DISTINCT list of business keys for a dimension followed by an
UPDATE statement. Both are set based. No cursor. Incredibly fast!
INSERT INTO [TABLEOWNER].[dim_product] WITH ( TABLOCKX ) ( shop_code ,sku ,dss_load_datetime ,dss_create_datetime ,dss_update_datetime ) SELECT DISTINCT shop_code ,sku ,'0001-01-01' ,@v_current_datetime ,@v_current_datetime FROM [TABLEOWNER].[stage_demo_fact] WHERE dim_product_key = 0
UPDATE [TABLEOWNER].[stage_demo_fact] WITH ( TABLOCKX ) SET dim_product_key = dim_product.dim_product_key FROM [TABLEOWNER].[dim_product] WHERE stage_demo_fact.dim_product_key = 0 AND dim_product.shop_code = stage_demo_fact.shop_code AND dim_product.sku = stage_demo_fact.sku
The following steps are defined:
Delete existing records/Update changed records
Insert new records
INSERT INTO Fact
SUB-SELECT Where Not Exists
SUB-SELECT Extract from Stage Table
Delete existing records/Update changed records
If you have traditional tables, the template will create an
UPDATE statement. If you are working with Clustered Columnstore Indexed tables then
UPDATE has a really bad performance. Then
INSERT is much faster. With
DELETE it sets only a marker on the record like
is_deleted instead of replacing all the values. Please read the following blog entry for more background information.
Select Extract from Stage
Load the data from the stage table.
Where Not Exists
Load Data only if the fact doesn’t exist. Records that existed have already been updated or deleted.

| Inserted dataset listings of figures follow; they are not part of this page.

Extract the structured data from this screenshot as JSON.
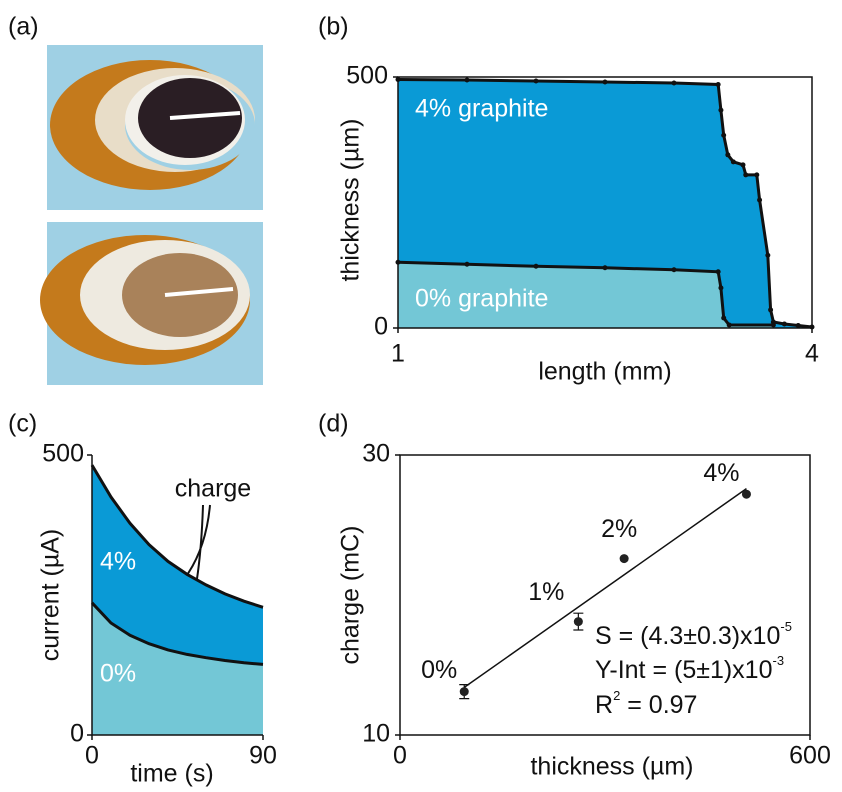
{
  "photo_panel": {
    "label": "(a)"
  },
  "chart_data": [
    {
      "type": "area",
      "panel_label": "(b)",
      "x_label": "length (mm)",
      "y_label": "thickness (µm)",
      "xlim": [
        1,
        4
      ],
      "ylim": [
        0,
        500
      ],
      "xticks": [
        1,
        4
      ],
      "yticks": [
        0,
        500
      ],
      "markers": true,
      "series": [
        {
          "name": "4% graphite",
          "color": "#0a9ad6",
          "x": [
            1,
            1.5,
            2,
            2.5,
            3,
            3.32,
            3.34,
            3.36,
            3.39,
            3.43,
            3.5,
            3.52,
            3.6,
            3.62,
            3.68,
            3.7,
            3.72,
            3.8,
            3.9,
            4
          ],
          "values": [
            495,
            494,
            492,
            490,
            488,
            485,
            434,
            384,
            345,
            331,
            325,
            305,
            305,
            255,
            145,
            36,
            12,
            8,
            5,
            2
          ]
        },
        {
          "name": "0% graphite",
          "color": "#73c7d6",
          "x": [
            1,
            1.5,
            2,
            2.5,
            3,
            3.32,
            3.34,
            3.36,
            3.4,
            3.72
          ],
          "values": [
            131,
            127,
            123,
            120,
            116,
            112,
            80,
            20,
            6,
            6
          ]
        }
      ]
    },
    {
      "type": "area",
      "panel_label": "(c)",
      "x_label": "time (s)",
      "y_label": "current (µA)",
      "xlim": [
        0,
        90
      ],
      "ylim": [
        0,
        500
      ],
      "xticks": [
        0,
        90
      ],
      "yticks": [
        0,
        500
      ],
      "markers": false,
      "annotations": [
        "charge"
      ],
      "series": [
        {
          "name": "4%",
          "color": "#0a9ad6",
          "x": [
            0,
            10,
            20,
            30,
            40,
            50,
            60,
            70,
            80,
            90
          ],
          "values": [
            482,
            425,
            378,
            340,
            310,
            287,
            268,
            252,
            239,
            228
          ]
        },
        {
          "name": "0%",
          "color": "#73c7d6",
          "x": [
            0,
            10,
            20,
            30,
            40,
            50,
            60,
            70,
            80,
            90
          ],
          "values": [
            236,
            200,
            178,
            163,
            152,
            144,
            138,
            133,
            129,
            126
          ]
        }
      ]
    },
    {
      "type": "scatter",
      "panel_label": "(d)",
      "x_label": "thickness (µm)",
      "y_label": "charge (mC)",
      "xlim": [
        0,
        600
      ],
      "ylim": [
        10,
        30
      ],
      "xticks": [
        0,
        600
      ],
      "yticks": [
        10,
        30
      ],
      "series": [
        {
          "color": "#222222",
          "x": [
            94,
            261,
            328,
            507
          ],
          "values": [
            13.1,
            18.1,
            22.6,
            27.2
          ],
          "errors": [
            0.5,
            0.6,
            0,
            0
          ],
          "point_labels": [
            "0%",
            "1%",
            "2%",
            "4%"
          ]
        }
      ],
      "fit": {
        "x": [
          94,
          507
        ],
        "y": [
          13.4,
          27.6
        ]
      },
      "annotations": [
        {
          "text": "S = (4.3±0.3)x10",
          "sup": "-5"
        },
        {
          "text": "Y-Int = (5±1)x10",
          "sup": "-3"
        },
        {
          "text": "R",
          "sup": "2",
          "after": " = 0.97"
        }
      ]
    }
  ]
}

WHERE NOT EXISTS ( SELECT 1 FROM [TABLEOWNER].[demo_fact] demo_fact__not_exist WHERE demo_fact__not_exist.sku = demo_fact.sku AND demo_fact__not_exist.date = demo_fact.date )

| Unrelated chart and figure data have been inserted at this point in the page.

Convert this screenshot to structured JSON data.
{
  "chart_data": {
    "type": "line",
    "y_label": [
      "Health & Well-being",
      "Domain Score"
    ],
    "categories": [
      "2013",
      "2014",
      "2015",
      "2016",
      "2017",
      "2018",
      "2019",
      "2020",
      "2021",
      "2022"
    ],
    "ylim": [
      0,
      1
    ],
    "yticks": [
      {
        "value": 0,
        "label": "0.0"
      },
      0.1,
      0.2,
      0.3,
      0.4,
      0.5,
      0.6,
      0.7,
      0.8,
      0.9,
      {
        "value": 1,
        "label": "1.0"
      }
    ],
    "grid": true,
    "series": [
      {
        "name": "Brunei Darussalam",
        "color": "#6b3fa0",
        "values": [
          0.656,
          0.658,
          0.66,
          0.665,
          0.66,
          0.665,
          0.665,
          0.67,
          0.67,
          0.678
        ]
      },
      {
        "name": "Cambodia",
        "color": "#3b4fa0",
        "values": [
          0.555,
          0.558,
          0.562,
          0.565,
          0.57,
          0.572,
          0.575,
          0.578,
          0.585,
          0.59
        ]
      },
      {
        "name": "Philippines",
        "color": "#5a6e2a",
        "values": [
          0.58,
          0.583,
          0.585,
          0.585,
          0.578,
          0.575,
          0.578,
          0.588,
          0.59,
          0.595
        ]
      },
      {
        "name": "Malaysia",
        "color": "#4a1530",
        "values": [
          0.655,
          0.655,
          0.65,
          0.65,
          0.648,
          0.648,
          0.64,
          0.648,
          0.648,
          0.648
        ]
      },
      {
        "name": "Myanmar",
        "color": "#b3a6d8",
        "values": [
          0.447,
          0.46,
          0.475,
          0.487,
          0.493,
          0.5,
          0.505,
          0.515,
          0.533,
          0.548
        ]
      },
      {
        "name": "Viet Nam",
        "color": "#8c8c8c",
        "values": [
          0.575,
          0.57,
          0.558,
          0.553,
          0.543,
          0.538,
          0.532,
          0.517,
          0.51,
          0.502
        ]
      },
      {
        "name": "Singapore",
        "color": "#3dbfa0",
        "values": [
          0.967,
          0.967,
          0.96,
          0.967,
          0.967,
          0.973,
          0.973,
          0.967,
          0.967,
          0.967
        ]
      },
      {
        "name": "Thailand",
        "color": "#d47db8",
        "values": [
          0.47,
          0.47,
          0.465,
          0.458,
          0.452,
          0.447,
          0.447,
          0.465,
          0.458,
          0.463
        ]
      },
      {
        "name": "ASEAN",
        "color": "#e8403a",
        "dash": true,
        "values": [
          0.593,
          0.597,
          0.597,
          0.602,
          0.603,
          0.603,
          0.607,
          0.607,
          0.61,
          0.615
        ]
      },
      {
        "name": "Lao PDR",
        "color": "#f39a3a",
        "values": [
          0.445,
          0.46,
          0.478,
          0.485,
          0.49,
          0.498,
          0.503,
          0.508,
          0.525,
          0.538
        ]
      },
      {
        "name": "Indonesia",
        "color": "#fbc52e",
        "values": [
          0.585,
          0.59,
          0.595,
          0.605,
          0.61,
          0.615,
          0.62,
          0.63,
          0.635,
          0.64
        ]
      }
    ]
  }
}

The resulting query looks like this:
INSERT INTO [TABLEOWNER].[demo_fact] WITH ( TABLOCKX ) ( dim_product_key ,dim_date_key ,sku ,date ,purchase_cost ,dss_load_datetime ,dss_create_datetime ,dss_update_datetime ) SELECT demo_fact.dim_product_key AS dim_product_key ,demo_fact.dim_date_key AS dim_date_key ,demo_fact.sku AS sku ,demo_fact.date AS date ,demo_fact.purchase_cost AS purchase_cost ,demo_fact.dss_load_datetime AS dss_load_datetime ,@v_current_datetime AS dss_create_datetime ,@v_current_datetime AS dss_update_datetime FROM ( SELECT demo_fact.* FROM ( SELECT stage_demo_fact.dim_product_key AS dim_product_key ,stage_demo_fact.dim_date_key AS dim_date_key ,stage_demo_fact.sku AS sku ,stage_demo_fact.date AS date ,stage_demo_fact.purchase_cost AS purchase_cost ,stage_demo_fact.dss_load_datetime AS dss_load_datetime FROM [TABLEOWNER].[stage_demo_fact] stage_demo_fact ) AS demo_fact WHERE NOT EXISTS ( SELECT 1 FROM [TABLEOWNER].[demo_fact] demo_fact__not_exist WHERE demo_fact__not_exist.sku = demo_fact.sku AND demo_fact__not_exist.date = demo_fact.date ) ) AS demo_fact
Download from the template section the following templates for WhereScape written in Pebble:
- nu3_sqlserver_procedure_stage (updated)
Select the template in the properties.
For any dimension, for which we don’t want to have missing business keys automatically created, modify the extended property on the dimension
insert_missing_bk = false (see blog post).